Wie zur Zementierung des Glaubensrituals empfing der Papst zur Abendstunde den Priesternachwuchs im St. Pantaleon, dem Kölner Zentrum des Opus Dej, jener päpstlichen geheimnisumwitterten Organisation, die sich der Erhaltung des Überkommenen mit seinen inquisitorischen Unsitten verschrieben hat. Warum (unter Ausschluss der Öffentlichkeit natürlich) gerade hier? Kardinal Meißner, Kölns ungeliebter Oberhirte, hielt die Auswahl des Ortes für reinen Zufall: Aber was ist schon Zufall, alles ist vorherbestimmt, ließ der Kardinal vor Kameras augenzwinkernd wissen.

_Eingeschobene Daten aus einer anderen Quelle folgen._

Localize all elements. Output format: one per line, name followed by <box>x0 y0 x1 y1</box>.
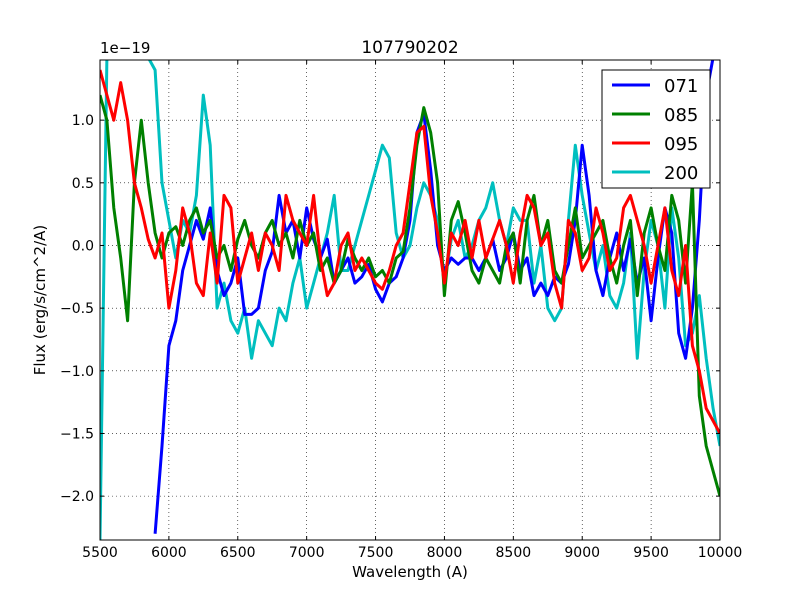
legend-label-200: 200 <box>664 163 698 184</box>
x-tick-label: 9000 <box>564 545 600 561</box>
plot-frame <box>99 59 721 541</box>
x-tick-label: 5500 <box>82 545 118 561</box>
y-axis-label: Flux (erg/s/cm^2/A) <box>31 225 49 376</box>
series-layer <box>100 60 720 540</box>
y-tick-label: 1.0 <box>72 113 94 129</box>
chart-title: 107790202 <box>361 38 458 58</box>
legend-label-085: 085 <box>664 105 698 126</box>
y-tick-label: 0.0 <box>72 238 94 254</box>
series-line-200 <box>100 60 720 540</box>
x-tick-label: 7000 <box>289 545 325 561</box>
axis-ticks: 5500 6000 6500 7000 7500 8000 8500 9000 9500 1000… <box>60 60 742 561</box>
series-line-071 <box>153 60 715 534</box>
y-tick-label: −1.0 <box>60 364 94 380</box>
x-tick-label: 8500 <box>496 545 532 561</box>
legend-label-071: 071 <box>664 76 698 97</box>
series-line-085 <box>100 94 720 497</box>
x-tick-label: 8000 <box>427 545 463 561</box>
legend: 071 085 095 200 <box>601 69 711 189</box>
x-tick-label: 6500 <box>220 545 256 561</box>
legend-label-095: 095 <box>664 134 698 155</box>
y-tick-label: 0.5 <box>72 176 94 192</box>
x-tick-label: 10000 <box>698 545 743 561</box>
y-tick-label: −1.5 <box>60 426 94 442</box>
series-line-095 <box>100 69 720 435</box>
y-tick-label: −0.5 <box>60 301 94 317</box>
x-tick-label: 9500 <box>633 545 669 561</box>
x-tick-label: 7500 <box>358 545 394 561</box>
legend-box <box>601 69 711 189</box>
x-axis-label: Wavelength (A) <box>352 563 468 581</box>
x-tick-label: 6000 <box>151 545 187 561</box>
y-axis-offset-text: 1e−19 <box>100 39 150 57</box>
y-tick-label: −2.0 <box>60 489 94 505</box>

Alles Irdische ist menschlich. Wie also soll Ratzinger, der bis vor kurzem noch den Polen Wojtyla an der konservativen Leine geführt hat, die Hoffnungen der katholischen Jugend auf Lockerung der Zügel befriedigen? Gebet ist gut, Überzeugung ist besser. Da hilft es wenig, die jubelnde Masse mit „liebe junge Leute“ anzusprechen. Die wollen und brauchen mehr.

Ratzinger ist wieder zu Hause, er braucht Zeit nachzudenken, wenn er denn wirklich ein großer Papst werden will. Noch ist der auf dem Weg nach Damaskus, noch lässt der auf sich warten.